Mr Soni, Chairman of the Bangalore-based Nova Medical Centers, on Thursday told Business Line here that he has picked up 51% stake in the Ahmedabad-based Pulse Women’s Hospital, a leading IVF and women care hospital service provider, to create a chain of IVF clinics in Ahmedabad, Bangalore, Mumbai, Delhi and Dubai this year. Pulse Hospital has been treating 1,200 women annually through IVF technique with a success rate of 35% to make childless couples proud parents at affordable cost. The IVF clinic chain would be collectively owned by doctors.
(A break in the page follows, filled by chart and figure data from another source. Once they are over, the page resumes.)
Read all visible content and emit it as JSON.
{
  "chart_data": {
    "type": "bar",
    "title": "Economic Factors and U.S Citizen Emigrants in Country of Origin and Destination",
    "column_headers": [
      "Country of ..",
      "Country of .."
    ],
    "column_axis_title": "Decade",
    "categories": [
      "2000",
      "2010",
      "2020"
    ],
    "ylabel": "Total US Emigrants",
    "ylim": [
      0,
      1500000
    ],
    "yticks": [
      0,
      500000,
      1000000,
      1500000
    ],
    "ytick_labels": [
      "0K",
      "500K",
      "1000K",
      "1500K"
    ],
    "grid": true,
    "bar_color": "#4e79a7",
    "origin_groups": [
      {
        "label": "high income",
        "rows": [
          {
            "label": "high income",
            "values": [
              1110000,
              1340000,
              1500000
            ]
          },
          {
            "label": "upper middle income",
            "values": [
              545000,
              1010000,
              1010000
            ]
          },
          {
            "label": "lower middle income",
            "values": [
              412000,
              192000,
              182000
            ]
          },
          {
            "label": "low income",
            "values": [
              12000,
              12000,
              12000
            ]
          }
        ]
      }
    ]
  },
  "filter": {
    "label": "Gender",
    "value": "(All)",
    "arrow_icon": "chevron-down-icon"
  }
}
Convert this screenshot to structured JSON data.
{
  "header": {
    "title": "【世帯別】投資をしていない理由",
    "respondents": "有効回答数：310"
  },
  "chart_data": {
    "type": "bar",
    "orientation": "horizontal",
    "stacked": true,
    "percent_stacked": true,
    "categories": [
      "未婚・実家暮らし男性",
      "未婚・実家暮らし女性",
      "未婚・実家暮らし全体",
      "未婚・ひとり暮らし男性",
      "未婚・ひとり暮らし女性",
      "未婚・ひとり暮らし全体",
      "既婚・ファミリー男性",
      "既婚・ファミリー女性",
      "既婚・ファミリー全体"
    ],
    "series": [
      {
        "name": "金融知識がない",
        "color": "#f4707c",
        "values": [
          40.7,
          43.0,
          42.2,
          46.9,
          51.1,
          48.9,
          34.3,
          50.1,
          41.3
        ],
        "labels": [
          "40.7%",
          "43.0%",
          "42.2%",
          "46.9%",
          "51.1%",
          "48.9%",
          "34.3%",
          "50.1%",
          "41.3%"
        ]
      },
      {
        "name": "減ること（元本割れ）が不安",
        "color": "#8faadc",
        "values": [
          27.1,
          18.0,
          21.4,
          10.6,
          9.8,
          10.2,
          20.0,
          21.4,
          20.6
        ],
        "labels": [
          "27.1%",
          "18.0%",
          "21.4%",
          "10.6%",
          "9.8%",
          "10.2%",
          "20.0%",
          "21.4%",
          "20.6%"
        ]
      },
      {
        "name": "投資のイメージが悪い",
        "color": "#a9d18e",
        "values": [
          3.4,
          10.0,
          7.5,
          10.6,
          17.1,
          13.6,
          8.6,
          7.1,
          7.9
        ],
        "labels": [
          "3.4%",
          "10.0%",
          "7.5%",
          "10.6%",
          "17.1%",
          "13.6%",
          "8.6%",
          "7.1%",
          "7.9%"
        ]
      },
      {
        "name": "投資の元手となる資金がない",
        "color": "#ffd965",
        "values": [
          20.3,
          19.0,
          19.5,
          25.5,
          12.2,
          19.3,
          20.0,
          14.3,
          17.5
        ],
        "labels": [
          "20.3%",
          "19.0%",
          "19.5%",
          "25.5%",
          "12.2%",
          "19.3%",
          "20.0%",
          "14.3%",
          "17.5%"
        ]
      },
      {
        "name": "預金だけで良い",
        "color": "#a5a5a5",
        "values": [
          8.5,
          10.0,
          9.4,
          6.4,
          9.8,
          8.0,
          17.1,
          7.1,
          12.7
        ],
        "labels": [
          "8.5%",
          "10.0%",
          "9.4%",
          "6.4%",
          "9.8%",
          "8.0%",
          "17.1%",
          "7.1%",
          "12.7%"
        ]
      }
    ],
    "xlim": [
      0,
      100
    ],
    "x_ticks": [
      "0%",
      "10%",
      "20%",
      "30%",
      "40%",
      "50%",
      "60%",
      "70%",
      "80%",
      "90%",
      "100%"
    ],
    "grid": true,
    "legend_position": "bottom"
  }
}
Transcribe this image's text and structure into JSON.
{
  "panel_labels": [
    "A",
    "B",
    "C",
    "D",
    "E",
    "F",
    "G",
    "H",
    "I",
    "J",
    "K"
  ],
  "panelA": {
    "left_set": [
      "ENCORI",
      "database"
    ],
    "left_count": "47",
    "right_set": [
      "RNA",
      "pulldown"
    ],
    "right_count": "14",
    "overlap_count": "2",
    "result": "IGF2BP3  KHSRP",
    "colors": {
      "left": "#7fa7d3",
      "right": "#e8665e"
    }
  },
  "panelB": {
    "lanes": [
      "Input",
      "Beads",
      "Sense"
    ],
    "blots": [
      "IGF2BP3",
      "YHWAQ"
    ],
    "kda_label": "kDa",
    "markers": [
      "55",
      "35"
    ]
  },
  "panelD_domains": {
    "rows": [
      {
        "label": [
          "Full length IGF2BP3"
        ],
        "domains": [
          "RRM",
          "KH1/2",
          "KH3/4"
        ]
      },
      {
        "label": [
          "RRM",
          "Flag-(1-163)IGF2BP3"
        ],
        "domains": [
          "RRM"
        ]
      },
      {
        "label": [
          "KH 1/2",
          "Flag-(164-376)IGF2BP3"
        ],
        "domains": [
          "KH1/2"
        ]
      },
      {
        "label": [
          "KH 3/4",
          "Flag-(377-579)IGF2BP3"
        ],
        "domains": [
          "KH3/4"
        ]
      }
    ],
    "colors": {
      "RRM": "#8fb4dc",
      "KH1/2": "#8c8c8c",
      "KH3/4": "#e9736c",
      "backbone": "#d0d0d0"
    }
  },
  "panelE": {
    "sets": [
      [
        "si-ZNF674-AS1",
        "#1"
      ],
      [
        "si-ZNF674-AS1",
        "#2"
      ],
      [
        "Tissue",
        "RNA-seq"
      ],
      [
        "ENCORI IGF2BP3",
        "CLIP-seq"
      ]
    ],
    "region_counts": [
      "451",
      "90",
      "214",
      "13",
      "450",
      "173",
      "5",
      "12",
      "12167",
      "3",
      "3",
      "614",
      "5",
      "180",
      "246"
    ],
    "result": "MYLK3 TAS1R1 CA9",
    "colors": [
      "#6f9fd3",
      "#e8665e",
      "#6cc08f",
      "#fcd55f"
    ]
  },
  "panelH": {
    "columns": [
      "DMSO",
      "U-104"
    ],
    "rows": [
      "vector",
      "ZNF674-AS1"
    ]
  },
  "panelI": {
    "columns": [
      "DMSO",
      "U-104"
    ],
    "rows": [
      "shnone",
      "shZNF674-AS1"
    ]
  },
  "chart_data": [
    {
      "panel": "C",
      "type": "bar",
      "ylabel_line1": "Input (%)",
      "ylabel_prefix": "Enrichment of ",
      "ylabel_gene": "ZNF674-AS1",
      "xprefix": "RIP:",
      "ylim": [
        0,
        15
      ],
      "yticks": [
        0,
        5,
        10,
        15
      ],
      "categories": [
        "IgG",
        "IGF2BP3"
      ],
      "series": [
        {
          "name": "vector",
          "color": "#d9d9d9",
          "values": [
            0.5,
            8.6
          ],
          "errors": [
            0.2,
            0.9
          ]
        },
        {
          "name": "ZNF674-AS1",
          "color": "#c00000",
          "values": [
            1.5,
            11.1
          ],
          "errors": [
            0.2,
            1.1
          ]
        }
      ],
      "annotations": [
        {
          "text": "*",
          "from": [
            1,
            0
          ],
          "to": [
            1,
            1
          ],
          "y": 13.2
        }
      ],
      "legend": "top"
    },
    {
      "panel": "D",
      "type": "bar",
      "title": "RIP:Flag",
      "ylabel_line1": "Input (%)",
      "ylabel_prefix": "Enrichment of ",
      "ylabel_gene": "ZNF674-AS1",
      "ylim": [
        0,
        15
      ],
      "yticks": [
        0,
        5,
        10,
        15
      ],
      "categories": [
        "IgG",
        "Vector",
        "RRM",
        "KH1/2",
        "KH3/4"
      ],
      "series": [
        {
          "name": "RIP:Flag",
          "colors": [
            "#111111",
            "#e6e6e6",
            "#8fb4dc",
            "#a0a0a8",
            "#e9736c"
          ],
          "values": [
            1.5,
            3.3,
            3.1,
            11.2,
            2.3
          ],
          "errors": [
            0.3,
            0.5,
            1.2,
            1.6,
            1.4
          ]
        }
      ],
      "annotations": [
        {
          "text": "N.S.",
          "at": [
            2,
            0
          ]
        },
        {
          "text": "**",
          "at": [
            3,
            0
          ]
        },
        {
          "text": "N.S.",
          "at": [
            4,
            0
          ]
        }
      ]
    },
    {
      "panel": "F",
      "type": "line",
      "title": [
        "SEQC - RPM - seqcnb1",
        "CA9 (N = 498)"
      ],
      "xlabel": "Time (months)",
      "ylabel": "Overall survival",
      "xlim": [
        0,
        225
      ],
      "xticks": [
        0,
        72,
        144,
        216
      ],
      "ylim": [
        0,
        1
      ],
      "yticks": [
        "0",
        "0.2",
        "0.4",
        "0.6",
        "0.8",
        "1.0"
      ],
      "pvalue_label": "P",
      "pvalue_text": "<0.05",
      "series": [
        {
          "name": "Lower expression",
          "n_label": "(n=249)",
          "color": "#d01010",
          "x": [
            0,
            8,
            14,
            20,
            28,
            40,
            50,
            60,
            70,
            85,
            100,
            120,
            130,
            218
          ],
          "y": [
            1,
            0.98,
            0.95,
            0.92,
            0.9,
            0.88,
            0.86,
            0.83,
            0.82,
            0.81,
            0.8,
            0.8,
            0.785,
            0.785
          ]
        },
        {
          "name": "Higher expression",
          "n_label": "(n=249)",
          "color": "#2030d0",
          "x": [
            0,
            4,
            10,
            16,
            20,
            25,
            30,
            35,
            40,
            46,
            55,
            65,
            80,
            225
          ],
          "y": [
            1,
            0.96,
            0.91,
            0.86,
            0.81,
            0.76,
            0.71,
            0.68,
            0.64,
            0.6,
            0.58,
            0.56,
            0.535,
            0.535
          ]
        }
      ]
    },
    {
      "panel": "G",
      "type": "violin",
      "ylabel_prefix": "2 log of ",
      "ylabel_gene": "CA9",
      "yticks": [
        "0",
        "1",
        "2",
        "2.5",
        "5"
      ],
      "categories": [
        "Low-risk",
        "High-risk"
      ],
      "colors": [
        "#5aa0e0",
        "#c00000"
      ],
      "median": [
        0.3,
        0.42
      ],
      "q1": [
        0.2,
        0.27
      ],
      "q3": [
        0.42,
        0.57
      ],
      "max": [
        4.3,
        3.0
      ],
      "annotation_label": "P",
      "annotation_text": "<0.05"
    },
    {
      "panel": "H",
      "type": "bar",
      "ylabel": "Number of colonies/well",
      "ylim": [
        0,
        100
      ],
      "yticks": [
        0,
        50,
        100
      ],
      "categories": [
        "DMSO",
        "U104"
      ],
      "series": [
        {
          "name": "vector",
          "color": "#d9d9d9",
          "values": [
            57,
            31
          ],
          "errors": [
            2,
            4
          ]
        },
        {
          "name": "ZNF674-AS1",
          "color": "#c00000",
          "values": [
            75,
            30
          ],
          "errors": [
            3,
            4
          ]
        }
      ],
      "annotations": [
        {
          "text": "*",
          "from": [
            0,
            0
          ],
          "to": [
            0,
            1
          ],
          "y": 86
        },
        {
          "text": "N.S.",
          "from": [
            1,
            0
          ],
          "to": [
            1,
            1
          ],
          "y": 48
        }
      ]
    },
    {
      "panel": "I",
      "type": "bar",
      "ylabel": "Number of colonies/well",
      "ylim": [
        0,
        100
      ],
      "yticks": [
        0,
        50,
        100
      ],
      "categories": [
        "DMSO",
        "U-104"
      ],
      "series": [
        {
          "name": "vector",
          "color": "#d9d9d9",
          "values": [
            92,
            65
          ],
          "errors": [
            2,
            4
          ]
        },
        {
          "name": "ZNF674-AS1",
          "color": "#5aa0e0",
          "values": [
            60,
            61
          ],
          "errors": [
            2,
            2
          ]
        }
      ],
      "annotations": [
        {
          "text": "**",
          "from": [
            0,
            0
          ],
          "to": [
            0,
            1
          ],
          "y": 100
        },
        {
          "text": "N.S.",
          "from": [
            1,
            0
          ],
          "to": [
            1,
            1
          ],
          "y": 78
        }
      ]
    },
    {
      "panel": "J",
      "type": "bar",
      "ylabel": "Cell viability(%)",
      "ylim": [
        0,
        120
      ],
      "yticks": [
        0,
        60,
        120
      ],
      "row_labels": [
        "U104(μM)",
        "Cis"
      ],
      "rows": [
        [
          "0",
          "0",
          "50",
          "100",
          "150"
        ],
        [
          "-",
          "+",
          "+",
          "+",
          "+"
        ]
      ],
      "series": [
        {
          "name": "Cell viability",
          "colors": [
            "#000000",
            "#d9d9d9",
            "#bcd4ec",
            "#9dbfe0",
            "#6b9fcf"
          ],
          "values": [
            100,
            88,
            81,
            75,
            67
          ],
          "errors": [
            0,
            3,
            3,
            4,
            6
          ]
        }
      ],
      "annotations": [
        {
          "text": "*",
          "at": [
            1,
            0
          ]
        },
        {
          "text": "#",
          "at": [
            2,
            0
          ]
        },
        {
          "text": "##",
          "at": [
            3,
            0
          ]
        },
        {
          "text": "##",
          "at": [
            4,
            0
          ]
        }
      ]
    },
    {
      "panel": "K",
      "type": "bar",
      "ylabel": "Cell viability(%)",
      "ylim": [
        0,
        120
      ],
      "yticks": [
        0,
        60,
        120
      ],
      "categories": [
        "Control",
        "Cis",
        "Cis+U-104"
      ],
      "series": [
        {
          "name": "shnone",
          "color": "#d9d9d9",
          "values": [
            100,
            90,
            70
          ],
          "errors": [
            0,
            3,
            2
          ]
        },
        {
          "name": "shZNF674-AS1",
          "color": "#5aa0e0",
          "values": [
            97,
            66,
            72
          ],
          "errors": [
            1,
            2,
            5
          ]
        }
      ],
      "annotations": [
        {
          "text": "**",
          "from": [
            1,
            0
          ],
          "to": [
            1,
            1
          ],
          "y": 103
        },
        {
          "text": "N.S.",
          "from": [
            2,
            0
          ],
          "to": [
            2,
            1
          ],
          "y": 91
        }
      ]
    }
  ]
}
Nova Medical Center, the flagship company set up two years ago, would now set up now the Nova Pulse IVF Clinics chain, for setting up facilities across 20 other places in the next two years, with the aim to handle one lakh cases annually by 2013. In the tie-up, Dr Pravin Patel and Dr Manish Banker, owners of Pulse Hospital, will also hold a 5% stake in each of the IVF clinics to be set up under the Nova Pulse brand, he said.
As against a 100-bed hospital costing Rs 200 crore, an IVF clinic would be set up with an investment of nearly Rs 10-12 crore – and compared to a minimum seven years of break-even for a hospital, a clinic would turnaround only in six to eight months, he said, adding the patient would also get the IVF clinic facility cheaper by 25%. Currently, it ranges between Rs 75,000 and Rs 1.25 lakh per case.
Mr Soni, who is also Managing Director of the US-bsed GTI Capital Group LLC, said due to lack of adequate facilities in the unorganized healthcare sector, only 65,000 “cycles” are reported in India annually, although the potential is 15 lakh per annum in the country where an estimated two crore men and women are reported to be turning infertile each year due to lifestyle diseases.
Dr Banker said as against Israel’s 3,263 women undergoing the IVF technique each year, only nine Indian women adopt this technique to conceive a baby.